# Telling the munchkins



## sayjellybeans (Jun 25, 2012)

I just read that children who are told nothing about the reasons for their parent's divorce have a more difficult time working through things. It seems weird to tell an 8 and an 11 year old that mama was too close with another man. But anything else would be a stretch or fabricated. I'm not sure what's right.


----------



## tacoma (May 1, 2011)

sayjellybeans said:


> I just read that children who are told nothing about the reasons for their parent's divorce have a more difficult time working through things. It seems weird to tell an 8 and an 11 year old that mama was too close with another man. But anything else would be a stretch or fabricated. I'm not sure what's right.

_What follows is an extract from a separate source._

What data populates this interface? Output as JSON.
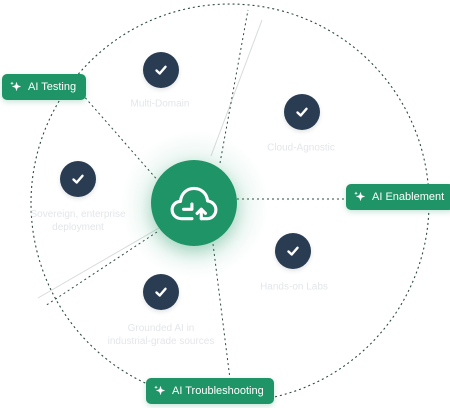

When dealing with situations as life altering and traumatic as infidelity in their family the truth is the only rational way to go regarding children

If my wife were to cheat I'd simply tell my kid I divorced her mom because she had a boyfriend behind my back and that isn't acceptable to me


----------



## sayjellybeans (Jun 25, 2012)

What do we say? Do I use the word friends? We weren't physical, we didn't say I love you, it lasted two weeks...


----------



## tacoma (May 1, 2011)

I don't really know your situation but it sounds as if you were having an EA.
Is that Correct?

Are you still involved with this OM?

Was it your husbands wish to divorce?


----------



## sayjellybeans (Jun 25, 2012)

Also, neither one of us currently have the cash to get our own place, so parents' house it is. 

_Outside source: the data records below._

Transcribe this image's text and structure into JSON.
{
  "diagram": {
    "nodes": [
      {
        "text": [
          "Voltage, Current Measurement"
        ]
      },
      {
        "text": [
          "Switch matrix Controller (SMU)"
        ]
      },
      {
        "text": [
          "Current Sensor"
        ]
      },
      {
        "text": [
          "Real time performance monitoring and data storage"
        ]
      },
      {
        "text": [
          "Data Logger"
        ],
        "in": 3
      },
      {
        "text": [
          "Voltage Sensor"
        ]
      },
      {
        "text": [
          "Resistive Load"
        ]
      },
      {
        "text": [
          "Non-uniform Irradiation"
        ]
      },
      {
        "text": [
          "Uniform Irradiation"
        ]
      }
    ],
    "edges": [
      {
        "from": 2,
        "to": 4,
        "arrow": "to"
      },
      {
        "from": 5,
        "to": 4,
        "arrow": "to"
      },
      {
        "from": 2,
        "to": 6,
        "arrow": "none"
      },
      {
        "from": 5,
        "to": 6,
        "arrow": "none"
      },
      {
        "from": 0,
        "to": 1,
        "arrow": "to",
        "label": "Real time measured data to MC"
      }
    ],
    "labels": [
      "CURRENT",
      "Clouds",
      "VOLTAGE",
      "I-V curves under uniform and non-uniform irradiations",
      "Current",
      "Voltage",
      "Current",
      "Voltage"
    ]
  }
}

His parents live nearby, closer to school and activities and have a room for stbxh and each kid. They're both retired and have always been willing to help with activities. 
Although, MIL is a compulsive person: shopping, hoarding, and lying. I worry about the effect of her personality on the kiddos. 
They also have their other grandchildren around a lot, which may not be a bad thing, but they fight a lot. 

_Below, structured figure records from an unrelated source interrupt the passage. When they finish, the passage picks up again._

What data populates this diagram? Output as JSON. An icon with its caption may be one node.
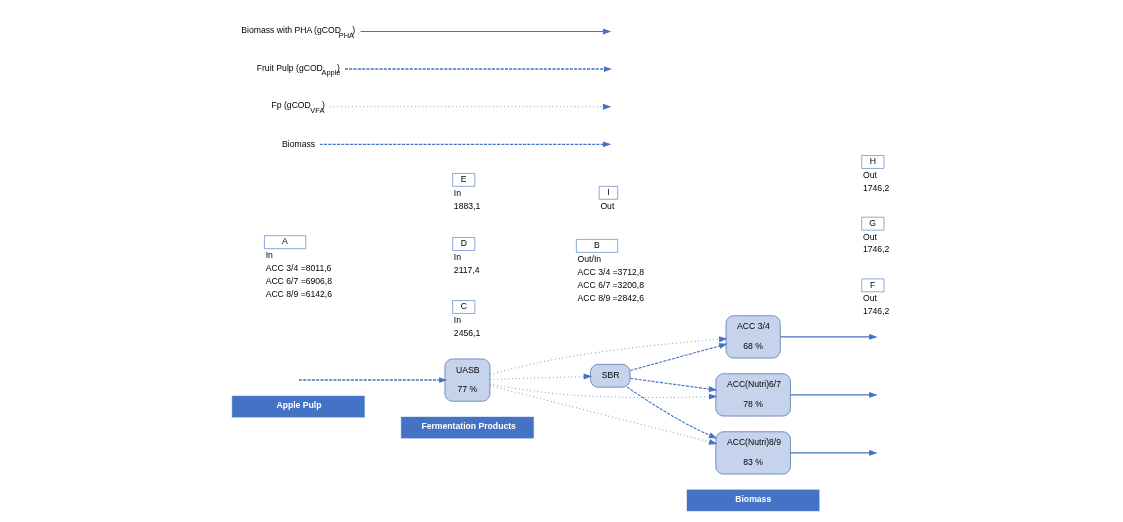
{
  "diagram": {
    "nodes": [
      {
        "text": [
          "Apple Pulp"
        ]
      },
      {
        "text": [
          "Fermentation Products"
        ]
      },
      {
        "text": [
          "Biomass"
        ]
      },
      {
        "text": [
          "UASB",
          "77 %"
        ]
      },
      {
        "text": [
          "SBR"
        ]
      },
      {
        "text": [
          "ACC 3/4",
          "68 %"
        ]
      },
      {
        "text": [
          "ACC(Nutri)6/7",
          "78 %"
        ]
      },
      {
        "text": [
          "ACC(Nutri)8/9",
          "83 %"
        ]
      },
      {
        "text": [
          "A"
        ],
        "beside": [
          "In",
          "ACC 3/4 =8011,6",
          "ACC 6/7 =6906,8",
          "ACC 8/9 =6142,6"
        ]
      },
      {
        "text": [
          "B"
        ],
        "beside": [
          "Out/In",
          "ACC 3/4 =3712,8",
          "ACC 6/7 =3200,8",
          "ACC 8/9 =2842,6"
        ]
      },
      {
        "text": [
          "I"
        ],
        "beside": [
          "Out"
        ]
      },
      {
        "text": [
          "C"
        ],
        "beside": [
          "In",
          "2456,1"
        ]
      },
      {
        "text": [
          "F"
        ],
        "beside": [
          "Out",
          "1746,2"
        ]
      },
      {
        "text": [
          "D"
        ],
        "beside": [
          "In",
          "2117,4"
        ]
      },
      {
        "text": [
          "G"
        ],
        "beside": [
          "Out",
          "1746,2"
        ]
      },
      {
        "text": [
          "E"
        ],
        "beside": [
          "In",
          "1883,1"
        ]
      },
      {
        "text": [
          "H"
        ],
        "beside": [
          "Out",
          "1746,2"
        ]
      }
    ],
    "edges": [
      {
        "from": null,
        "to": 3,
        "arrow": "to",
        "style": "dashed"
      },
      {
        "from": 3,
        "to": 4,
        "arrow": "to",
        "style": "dashed"
      },
      {
        "from": 4,
        "to": 5,
        "arrow": "to",
        "style": "dashed"
      },
      {
        "from": 4,
        "to": 6,
        "arrow": "to",
        "style": "dashed"
      },
      {
        "from": 4,
        "to": 7,
        "arrow": "to",
        "style": "dashed"
      },
      {
        "from": 3,
        "to": 5,
        "arrow": "to",
        "style": "dashed"
      },
      {
        "from": 3,
        "to": 6,
        "arrow": "to",
        "style": "dashed"
      },
      {
        "from": 3,
        "to": 7,
        "arrow": "to",
        "style": "dashed"
      },
      {
        "from": 5,
        "to": null,
        "arrow": "to"
      },
      {
        "from": 6,
        "to": null,
        "arrow": "to"
      },
      {
        "from": 7,
        "to": null,
        "arrow": "to"
      }
    ],
    "legend": [
      {
        "text": "Biomass with PHA (gCOD$_{PHA}$)"
      },
      {
        "text": "Fruit Pulp (gCOD$_{Apple}$)"
      },
      {
        "text": "Fp (gCOD$_{VFA}$)"
      },
      {
        "text": "Biomass"
      }
    ]
  }
}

My mom lives 20 minutes away, and we'd be in rush-hour traffic on the way to school, and there's no back-up nearby for help getting them there or picking up (I have irregular hours currently). She works full time and can't help in that capacity. 
Her house is big, but there would still be room-sharing, and I'd guess it would be me and my 8yo daughter because my 11yo son probably needs his own space.


----------



## sayjellybeans (Jun 25, 2012)

tacoma said:


> I don't really know your situation but it sounds as if you were having an EA.
> Is that Correct?
> 
> Are you still involved with this OM?
> ...


Yes EA. Have had NC with OM for almost 10 months. 

Yes, H wants the divorce. Has never had any real interest in rebuilding our relationship.


----------



## tacoma (May 1, 2011)

sayjellybeans said:


> Yes EA. Have had NC with OM for almost 10 months.
> 
> Yes, H wants the divorce. Has never had any real interest in rebuilding our relationship.


In that case I'd simply tell the kids that I screwed up really bad and became involved with another man and their dad can't accept it.

I'd tell them I was wrong and wanted to try and fix it but it couldn't be fixed.

I'd ask for their forgiveness and apologize for hurting them.

I'd then do everything in my power to shield them from as much of the fall out I could.

I'm sorry your in this situation sayjellybeans, truly sorry.
I hope it goes well and if you're up to it please post how the discussion with the kids went .


----------



## sayjellybeans (Jun 25, 2012)

Strange, stbxh doesn't want to tell children about my infidelity.


----------



## synthetic (Jan 5, 2012)

sayjellybeans said:


> Strange, stbxh doesn't want to tell children about my infidelity.


Because he finds it disgraceful to be a father who had so little worth that his wife (his children's mother) cheated on him. His ego has been badly bruised and because *he's aware that those children will one day forgive you for this*, he doesn't feel like telling them about your affair will help the situation.

Follow Tacoma's advice. Your kids will eventually find out and find you less respectable if they get misled about your divorce throughout their childhood.


----------



## sayjellybeans (Jun 25, 2012)

synthetic said:


> Because he finds it disgraceful to be a father who had so little worth that his wife (his children's mother) cheated on him. His ego has been badly bruised and because *he's aware that those children will one day forgive you for this*, he doesn't feel like telling them about your affair will help the situation.


Maybe. But what he says is that they're too young.


----------



## dblkman (Jul 14, 2010)

I believe you can tactfully let the kids know, however please do not burden the kids with adult issues that they may not understand. Tell them what is necessary and no more, what you tell them unfortunately will have to be decided by you and H. I do not however believe in total silence, chances are they already know something is wrong. 

When my ex cheated and i left I resisted the urge to tell the kids "your mom cheated and now i want a divorce", instead i told them "well your mom has made a decision that made it impossible for us to be together anymore.............." of course there was more but I refused to burden my kids with my ex's crap. they asked simple questions and I answered as best I could, they of course asked questions that were really difficult if i felt they would not understand I just told them "there are some things you are a bit young to understand right now".


----------